2.  HB3 cut property taxes......the problem is that property taxes are the primary means for local districts to raise revenue.  The other problem is that while tax rates were compressed, the property values are mandated to increase (faster than inflation and cost of living indices).  Texas home and property owners may see a drop in the tax bill for 2019, but the Legislative Budget Board (via the Comptroller's Office) is REQUIRING property values to rise over 4% for 2020.  If the local county appraisal districts (CAD's) do not increase your local property values to within 5% of what the state says they should be, then the CAD's ultimately lose all control of your appraisals, resulting in the even higher state assigned values.  Tax payers will see 2020 tax bills rise to the levels of 2018, and they won't stop there.  Why? Every time local property values rise, the state decreases the amount of money it sends to local schools.
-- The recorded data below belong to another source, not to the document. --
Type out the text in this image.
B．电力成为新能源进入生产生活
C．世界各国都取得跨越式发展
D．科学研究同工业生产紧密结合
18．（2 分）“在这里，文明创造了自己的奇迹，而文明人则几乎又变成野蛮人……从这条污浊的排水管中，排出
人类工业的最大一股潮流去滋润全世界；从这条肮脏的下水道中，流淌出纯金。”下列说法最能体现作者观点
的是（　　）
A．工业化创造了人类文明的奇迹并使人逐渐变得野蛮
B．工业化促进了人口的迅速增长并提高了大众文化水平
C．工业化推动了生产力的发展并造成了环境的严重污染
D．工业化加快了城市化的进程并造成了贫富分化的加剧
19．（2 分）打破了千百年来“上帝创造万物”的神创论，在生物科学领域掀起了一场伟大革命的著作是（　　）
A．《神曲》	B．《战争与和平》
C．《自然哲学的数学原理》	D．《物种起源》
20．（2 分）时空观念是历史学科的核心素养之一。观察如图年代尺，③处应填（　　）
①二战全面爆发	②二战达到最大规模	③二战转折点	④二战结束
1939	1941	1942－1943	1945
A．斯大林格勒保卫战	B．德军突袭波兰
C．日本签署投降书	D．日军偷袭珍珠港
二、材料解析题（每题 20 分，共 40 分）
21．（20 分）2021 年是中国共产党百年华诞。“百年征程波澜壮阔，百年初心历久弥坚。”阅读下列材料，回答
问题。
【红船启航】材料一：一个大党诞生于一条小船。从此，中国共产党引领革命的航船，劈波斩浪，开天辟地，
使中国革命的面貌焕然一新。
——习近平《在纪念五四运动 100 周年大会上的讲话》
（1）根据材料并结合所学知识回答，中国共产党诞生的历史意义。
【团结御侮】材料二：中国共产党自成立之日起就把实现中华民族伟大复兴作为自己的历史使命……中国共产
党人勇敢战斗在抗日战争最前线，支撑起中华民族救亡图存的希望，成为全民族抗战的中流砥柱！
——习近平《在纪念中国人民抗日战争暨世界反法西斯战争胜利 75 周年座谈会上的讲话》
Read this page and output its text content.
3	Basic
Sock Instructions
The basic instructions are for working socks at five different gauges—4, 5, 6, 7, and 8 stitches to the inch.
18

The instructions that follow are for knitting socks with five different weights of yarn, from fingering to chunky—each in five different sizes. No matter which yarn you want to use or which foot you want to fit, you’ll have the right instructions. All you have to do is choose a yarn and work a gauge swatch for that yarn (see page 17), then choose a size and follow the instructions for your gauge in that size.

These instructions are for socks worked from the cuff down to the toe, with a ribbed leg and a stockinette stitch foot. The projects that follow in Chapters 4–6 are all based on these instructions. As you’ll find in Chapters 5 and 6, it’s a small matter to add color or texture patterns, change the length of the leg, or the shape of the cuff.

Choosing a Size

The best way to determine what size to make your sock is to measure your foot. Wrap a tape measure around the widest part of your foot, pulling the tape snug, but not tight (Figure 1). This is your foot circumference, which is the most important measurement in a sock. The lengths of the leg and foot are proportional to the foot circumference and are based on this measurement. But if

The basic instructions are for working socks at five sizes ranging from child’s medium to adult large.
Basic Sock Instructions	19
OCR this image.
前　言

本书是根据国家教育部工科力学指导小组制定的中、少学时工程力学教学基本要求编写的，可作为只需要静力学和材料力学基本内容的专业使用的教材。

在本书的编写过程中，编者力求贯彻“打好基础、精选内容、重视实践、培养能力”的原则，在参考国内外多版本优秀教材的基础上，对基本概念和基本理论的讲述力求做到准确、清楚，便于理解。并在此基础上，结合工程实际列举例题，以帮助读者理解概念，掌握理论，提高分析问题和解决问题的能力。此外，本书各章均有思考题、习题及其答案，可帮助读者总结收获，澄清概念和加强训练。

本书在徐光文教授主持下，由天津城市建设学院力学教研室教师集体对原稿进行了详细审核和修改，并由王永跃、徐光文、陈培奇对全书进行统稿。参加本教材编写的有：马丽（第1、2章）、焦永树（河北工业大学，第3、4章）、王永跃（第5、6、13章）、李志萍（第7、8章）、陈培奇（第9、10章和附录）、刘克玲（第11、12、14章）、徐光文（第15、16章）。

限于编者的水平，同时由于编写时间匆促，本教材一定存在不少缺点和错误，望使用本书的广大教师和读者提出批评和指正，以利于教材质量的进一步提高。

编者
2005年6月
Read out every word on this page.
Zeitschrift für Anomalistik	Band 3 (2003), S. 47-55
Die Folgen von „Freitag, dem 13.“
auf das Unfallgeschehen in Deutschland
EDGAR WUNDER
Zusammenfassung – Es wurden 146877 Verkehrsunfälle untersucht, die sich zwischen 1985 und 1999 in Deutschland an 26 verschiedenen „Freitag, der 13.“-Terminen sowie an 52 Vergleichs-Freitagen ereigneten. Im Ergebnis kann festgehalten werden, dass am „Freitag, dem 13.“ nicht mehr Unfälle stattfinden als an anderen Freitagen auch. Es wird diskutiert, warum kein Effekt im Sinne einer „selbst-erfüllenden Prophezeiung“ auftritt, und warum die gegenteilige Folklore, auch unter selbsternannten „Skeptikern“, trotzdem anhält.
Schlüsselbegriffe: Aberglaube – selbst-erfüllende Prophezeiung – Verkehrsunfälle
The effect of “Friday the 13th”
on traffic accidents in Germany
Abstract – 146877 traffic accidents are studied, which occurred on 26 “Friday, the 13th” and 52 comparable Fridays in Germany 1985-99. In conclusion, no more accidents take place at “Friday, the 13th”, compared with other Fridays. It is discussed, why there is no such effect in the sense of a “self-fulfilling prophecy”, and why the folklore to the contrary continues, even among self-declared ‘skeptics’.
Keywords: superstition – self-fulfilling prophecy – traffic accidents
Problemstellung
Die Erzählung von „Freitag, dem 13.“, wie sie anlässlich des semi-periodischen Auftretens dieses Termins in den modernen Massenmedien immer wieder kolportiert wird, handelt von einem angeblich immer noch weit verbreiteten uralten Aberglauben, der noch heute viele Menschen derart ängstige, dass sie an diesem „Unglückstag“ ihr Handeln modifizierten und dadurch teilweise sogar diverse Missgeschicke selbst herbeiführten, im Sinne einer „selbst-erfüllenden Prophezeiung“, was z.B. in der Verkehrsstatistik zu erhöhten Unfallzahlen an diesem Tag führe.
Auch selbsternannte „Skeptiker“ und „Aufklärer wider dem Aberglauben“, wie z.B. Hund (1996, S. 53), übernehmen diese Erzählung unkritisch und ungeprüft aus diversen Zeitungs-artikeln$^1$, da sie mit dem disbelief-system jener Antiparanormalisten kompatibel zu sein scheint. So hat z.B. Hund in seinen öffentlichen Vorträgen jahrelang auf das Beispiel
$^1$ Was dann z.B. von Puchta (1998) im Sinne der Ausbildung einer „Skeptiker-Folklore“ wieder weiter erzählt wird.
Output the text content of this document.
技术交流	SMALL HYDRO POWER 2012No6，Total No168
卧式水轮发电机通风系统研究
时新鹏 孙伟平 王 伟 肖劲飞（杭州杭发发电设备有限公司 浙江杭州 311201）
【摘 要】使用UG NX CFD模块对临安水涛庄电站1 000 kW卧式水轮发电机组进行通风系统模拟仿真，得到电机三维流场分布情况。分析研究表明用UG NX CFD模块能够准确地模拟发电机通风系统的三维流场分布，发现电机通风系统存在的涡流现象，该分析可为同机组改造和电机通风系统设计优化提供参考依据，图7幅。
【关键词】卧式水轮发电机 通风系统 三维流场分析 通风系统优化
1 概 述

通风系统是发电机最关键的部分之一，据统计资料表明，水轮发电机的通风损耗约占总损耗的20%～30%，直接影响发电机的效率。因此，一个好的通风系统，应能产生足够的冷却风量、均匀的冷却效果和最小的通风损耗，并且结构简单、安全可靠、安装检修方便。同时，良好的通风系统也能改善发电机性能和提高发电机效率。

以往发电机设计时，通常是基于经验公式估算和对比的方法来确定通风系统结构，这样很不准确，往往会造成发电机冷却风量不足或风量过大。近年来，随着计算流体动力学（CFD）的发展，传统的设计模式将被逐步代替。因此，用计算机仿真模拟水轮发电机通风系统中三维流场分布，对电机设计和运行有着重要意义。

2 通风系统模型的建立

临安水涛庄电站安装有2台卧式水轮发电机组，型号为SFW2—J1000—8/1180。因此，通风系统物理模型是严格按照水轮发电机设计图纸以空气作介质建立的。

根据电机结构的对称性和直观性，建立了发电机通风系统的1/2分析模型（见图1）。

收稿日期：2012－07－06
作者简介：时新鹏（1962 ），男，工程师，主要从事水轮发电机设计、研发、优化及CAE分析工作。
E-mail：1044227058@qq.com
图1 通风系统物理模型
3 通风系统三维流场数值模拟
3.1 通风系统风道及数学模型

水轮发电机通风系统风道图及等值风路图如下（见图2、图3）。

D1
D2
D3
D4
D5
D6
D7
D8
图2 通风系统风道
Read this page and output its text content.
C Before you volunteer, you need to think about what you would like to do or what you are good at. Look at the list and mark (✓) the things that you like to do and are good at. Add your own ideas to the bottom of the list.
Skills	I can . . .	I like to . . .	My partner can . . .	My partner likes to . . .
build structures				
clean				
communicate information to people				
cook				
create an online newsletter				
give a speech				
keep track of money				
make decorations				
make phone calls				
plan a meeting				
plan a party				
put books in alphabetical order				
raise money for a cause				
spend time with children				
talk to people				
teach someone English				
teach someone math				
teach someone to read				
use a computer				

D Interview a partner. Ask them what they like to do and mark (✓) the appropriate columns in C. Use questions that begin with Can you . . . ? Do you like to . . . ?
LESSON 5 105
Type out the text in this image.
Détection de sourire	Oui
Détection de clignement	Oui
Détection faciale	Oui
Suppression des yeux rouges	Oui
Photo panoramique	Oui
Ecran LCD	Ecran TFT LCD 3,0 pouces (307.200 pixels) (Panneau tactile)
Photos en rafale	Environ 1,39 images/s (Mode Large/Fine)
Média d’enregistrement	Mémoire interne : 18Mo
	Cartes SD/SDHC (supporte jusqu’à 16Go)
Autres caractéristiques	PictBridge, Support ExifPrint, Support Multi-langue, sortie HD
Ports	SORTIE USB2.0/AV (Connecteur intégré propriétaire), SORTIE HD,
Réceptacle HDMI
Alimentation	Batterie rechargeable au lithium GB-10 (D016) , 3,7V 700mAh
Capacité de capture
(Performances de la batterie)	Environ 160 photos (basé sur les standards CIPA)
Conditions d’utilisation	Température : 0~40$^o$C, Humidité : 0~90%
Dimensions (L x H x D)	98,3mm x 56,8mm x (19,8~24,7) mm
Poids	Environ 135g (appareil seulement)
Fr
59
 3.  HB3 increased state funding to the local districts.....the problem is that local districts lost significant local revenue via the tax compression, and local expenses shot way up due to the increase in minimum teacher salaries.  The so called "extra state funding" did not even cover the loss of revenue from the tax compressions.  Local districts, especially the small rural ones with no energy and utility resources, have realized almost no change in their dire financial situation.  State funding divides local district allotments into two basic sections: Tier 1 and Tier 2.  There is, barely, a one-for-one trade off of local revenue loss and state revenue gain at the Tier 1 level.  Tier 2, however, has no such swap.  Local revenue losses in the Tier 2 section are not covered by the state.  The result is that for every $1 that districts lose from the tax compression, they only receive about $0.75 (or less) from the state.

 4.  HB3 reduced "recapture" from the "rich" districts.......this is a true statement.  Recapture funds, overall, have been reduced.  The problem is that the adjustment to school finance formulas have created a larger gap between the "rich" and "poor" districts.  The truly resource rich districts have an overwhelming advantage when it comes to passing bonds.  There are still many districts that are labelled "rich" that have no real chance of passing any bond elections, ever.  Why is this important?  Locally raised revenue from bonds is not included in any calculations to categorize the districts as "rich" or "poor."  The truly rich districts can pass bond after bond, build impressive and opulent new facilities, and acquire the latest in equipment and technology.....all without counting that revenue when the state calculates what their annual allotment should be.  The other districts in the "rich" category, the ones without those resources, still have to pay recapture money and have to make do with the bare minimum of facilities and equipment, trimming staff, and leaving vital maintenance of their meager facilities undone.

  The last legislature was supposed to make school finance more equitable, efficient, and adequate......they accomplished none of those things, but that is not what they are going to tell you.